Nesse ponto, cabe um questionamento, que não se trata de “passar pano” ou trazer a recorrente discussão “separar o artista da obra” (bem mais difícil no caso de Karol, porque ambas, obra e discurso da artista, se fundem), mas, quantos dos nossos ídolos escapariam ilesos a um confinamento na casa do BBB? Uma passada rápida na biografia de nomes de peso do universo cultural já é o bastante para nos trazer histórias arrepiantes. No último ano de sua vida, John Lennon revelou, arrependido, que, na juventude, bateu em namoradas; Roman Polanski estuprou uma menina de 13 anos; Johnny Depp foi acusado de violência doméstica; Charlie Chaplin casou-se com três mulheres menores de idade; Alfred Hitchcock assediou e acabou com a carreira da atriz Tippi Hedren. A lista é grande...

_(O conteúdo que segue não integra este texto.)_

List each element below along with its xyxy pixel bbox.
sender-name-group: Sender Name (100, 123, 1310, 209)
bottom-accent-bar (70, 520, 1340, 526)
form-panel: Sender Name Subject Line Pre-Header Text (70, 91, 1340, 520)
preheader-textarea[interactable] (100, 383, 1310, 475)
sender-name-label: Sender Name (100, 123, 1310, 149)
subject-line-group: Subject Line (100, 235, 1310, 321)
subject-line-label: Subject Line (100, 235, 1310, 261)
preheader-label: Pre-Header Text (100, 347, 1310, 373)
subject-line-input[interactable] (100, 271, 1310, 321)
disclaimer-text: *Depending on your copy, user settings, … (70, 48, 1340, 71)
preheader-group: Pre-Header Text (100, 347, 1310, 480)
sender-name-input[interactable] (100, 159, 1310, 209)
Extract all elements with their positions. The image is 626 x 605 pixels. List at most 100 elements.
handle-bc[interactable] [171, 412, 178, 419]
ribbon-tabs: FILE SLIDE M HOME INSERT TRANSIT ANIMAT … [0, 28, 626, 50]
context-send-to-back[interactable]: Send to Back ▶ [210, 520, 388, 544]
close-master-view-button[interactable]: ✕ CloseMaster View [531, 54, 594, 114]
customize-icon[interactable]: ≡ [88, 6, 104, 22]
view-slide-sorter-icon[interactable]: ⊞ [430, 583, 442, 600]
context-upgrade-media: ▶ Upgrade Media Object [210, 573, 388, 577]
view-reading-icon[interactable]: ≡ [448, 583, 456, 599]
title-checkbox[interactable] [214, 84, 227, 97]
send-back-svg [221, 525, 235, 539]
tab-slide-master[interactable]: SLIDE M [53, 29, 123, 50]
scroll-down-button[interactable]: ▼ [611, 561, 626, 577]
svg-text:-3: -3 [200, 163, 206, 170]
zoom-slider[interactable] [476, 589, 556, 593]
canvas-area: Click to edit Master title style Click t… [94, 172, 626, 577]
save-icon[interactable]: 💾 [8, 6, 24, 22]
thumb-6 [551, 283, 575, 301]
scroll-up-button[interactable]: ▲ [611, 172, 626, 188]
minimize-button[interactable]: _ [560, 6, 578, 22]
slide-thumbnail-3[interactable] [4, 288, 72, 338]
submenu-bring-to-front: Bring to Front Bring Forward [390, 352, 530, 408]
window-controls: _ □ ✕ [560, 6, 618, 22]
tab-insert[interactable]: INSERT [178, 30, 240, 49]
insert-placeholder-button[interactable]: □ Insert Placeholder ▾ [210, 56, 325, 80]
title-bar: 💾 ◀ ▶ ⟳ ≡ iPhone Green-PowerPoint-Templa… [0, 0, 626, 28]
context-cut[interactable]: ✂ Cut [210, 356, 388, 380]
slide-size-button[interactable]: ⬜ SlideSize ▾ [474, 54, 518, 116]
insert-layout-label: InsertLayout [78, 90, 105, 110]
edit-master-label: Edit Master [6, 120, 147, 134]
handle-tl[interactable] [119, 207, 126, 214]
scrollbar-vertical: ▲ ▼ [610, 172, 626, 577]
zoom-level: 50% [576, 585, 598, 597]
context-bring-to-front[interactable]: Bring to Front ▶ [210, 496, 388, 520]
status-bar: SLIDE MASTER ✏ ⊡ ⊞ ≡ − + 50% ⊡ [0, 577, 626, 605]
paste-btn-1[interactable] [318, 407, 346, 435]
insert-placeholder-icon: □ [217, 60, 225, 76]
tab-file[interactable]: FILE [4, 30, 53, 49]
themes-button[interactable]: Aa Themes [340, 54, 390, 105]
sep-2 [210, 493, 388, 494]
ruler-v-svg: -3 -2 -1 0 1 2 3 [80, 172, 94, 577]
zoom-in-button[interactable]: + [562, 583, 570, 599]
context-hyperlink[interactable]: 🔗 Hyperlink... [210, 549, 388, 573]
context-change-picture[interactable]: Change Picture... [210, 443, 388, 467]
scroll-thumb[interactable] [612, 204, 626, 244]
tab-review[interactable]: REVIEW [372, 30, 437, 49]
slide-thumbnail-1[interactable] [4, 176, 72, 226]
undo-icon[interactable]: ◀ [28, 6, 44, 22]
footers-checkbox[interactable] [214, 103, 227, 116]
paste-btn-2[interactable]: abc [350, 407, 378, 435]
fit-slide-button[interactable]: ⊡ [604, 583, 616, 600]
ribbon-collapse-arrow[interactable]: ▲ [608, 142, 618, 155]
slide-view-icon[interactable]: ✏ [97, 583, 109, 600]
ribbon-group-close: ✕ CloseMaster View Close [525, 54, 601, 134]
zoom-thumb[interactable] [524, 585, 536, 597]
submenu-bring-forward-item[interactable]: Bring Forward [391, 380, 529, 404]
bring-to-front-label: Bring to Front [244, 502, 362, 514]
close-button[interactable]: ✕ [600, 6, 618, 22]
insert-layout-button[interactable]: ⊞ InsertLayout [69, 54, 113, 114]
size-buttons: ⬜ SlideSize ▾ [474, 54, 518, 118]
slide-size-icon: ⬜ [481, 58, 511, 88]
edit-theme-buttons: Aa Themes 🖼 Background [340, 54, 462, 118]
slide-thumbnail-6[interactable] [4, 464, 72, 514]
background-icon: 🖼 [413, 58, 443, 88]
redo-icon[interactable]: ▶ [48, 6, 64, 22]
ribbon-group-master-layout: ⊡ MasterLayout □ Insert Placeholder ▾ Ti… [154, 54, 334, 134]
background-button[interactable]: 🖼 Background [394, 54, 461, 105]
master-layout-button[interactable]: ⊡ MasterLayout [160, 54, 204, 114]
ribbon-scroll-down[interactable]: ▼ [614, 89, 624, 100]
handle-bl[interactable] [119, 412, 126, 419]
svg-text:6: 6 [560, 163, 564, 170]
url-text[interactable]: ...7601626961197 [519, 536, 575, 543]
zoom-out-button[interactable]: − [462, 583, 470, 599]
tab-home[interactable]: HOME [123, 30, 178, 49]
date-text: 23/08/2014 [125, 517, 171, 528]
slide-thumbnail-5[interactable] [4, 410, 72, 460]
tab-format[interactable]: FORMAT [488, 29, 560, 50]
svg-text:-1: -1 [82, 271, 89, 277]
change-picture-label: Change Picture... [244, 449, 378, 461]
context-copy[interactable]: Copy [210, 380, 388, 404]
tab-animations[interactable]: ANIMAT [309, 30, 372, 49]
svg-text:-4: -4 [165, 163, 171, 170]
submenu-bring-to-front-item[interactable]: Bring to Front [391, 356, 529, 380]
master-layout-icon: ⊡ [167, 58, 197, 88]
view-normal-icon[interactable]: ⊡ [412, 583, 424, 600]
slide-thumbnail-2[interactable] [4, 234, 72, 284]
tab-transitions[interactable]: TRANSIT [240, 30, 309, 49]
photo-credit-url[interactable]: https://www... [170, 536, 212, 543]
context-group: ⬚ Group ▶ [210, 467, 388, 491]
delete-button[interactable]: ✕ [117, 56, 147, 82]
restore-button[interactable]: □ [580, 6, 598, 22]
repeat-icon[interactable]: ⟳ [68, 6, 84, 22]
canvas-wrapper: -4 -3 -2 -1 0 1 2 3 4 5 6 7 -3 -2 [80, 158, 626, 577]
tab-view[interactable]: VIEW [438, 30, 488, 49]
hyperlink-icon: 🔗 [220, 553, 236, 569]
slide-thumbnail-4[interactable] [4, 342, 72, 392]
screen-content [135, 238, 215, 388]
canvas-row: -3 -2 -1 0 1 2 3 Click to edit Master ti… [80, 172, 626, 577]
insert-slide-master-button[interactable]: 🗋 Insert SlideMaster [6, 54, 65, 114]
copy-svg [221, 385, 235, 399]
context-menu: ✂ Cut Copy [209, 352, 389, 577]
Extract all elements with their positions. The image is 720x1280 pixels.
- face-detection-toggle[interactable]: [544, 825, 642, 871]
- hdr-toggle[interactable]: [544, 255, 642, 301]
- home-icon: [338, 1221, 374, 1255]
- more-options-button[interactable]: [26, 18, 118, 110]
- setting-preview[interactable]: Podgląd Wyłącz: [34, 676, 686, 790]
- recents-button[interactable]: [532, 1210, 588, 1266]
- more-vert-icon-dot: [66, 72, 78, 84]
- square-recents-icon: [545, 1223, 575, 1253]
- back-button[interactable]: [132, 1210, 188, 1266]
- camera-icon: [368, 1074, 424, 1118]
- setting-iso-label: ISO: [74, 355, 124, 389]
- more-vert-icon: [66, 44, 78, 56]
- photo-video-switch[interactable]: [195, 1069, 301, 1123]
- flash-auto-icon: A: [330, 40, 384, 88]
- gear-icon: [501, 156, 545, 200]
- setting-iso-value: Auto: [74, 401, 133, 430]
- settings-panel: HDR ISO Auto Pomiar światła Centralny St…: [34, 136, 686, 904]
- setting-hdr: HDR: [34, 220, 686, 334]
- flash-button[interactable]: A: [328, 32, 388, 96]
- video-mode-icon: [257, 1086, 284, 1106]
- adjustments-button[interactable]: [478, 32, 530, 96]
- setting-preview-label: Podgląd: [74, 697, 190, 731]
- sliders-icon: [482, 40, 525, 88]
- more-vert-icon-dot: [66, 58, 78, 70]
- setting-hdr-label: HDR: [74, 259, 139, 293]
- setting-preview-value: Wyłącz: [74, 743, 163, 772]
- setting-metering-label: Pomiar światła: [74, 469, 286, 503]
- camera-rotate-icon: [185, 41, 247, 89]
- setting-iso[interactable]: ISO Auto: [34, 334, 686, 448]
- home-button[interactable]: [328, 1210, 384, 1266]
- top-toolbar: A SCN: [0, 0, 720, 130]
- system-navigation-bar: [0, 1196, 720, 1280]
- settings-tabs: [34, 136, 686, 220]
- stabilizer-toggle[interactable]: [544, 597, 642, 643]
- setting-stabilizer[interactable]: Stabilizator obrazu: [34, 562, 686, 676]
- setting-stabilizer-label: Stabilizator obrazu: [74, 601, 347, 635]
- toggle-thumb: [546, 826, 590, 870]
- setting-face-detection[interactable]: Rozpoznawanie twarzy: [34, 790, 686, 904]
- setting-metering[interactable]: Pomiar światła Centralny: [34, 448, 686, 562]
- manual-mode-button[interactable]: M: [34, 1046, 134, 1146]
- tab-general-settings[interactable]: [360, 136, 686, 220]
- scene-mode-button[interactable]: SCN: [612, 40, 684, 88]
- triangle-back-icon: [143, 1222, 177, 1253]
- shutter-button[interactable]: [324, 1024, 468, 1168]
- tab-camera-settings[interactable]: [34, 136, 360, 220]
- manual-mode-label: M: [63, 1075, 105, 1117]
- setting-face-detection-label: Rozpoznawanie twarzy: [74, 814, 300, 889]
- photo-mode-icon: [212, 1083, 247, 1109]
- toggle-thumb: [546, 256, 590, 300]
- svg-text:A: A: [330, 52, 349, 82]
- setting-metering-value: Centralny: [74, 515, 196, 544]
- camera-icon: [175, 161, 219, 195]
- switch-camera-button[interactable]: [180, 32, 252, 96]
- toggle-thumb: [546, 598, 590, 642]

Após algum tempo – tempo que não sabemos ainda qual –, talvez haja um mercado e um público dispostos a perdoá-la e tê-la de volta. Na nossa sociedade, leva-se praticamente uma vida inteira para construir uma reputação e pouquíssimo tempo para vê-la destruída. Reconstruí-la é tarefa árdua – esse prêmio pode ser até mais difícil do que conseguir ganhar R$ 1,5 milhão no reality show.
Muito se fala da futilidade do BBB e que o Brasil deveria estar mais preocupado com a pandemia. Concordo. E que Bolsonaro era quem deveria estar no “paredão” e ser “cancelado”. Concordo. Estamos em uma segunda onda descontrolada, sem vacinas para todos, com hospitais lotados, filas de espera por UTI, duas variantes mais transmissíveis circulando pelo país e uma população que insiste em não usar máscaras e aglomerar. Em meio a uma situação de extrema incerteza e sem perspectiva de saída, as pessoas estão ansiosas e depressivas. Por isso, qualquer escapismo que lhes tire um pouco do estado de angústia e ansiedade deve ser compreendido.
Não acredito totalmente na tese da maldade dos que votaram no ocupante da cadeira de presidente da República. O índice de reprovação dele é bem menor do que o de Karol Conká talvez porque muitos brasileiros estão desinformados sobre o que ele anda, de fato, aprontado nesse dois anos de mandato. Nem todo mundo tem acesso à informação de qualidade e confiável e à internet. Na terça (23), o Brasil já conseguiu o seu #forakarol. Por enquanto, a única vingança que a nação #forabolsonaro pode contar veio, em 2016, da saliva de um ex-BBB. Obrigada, Jean.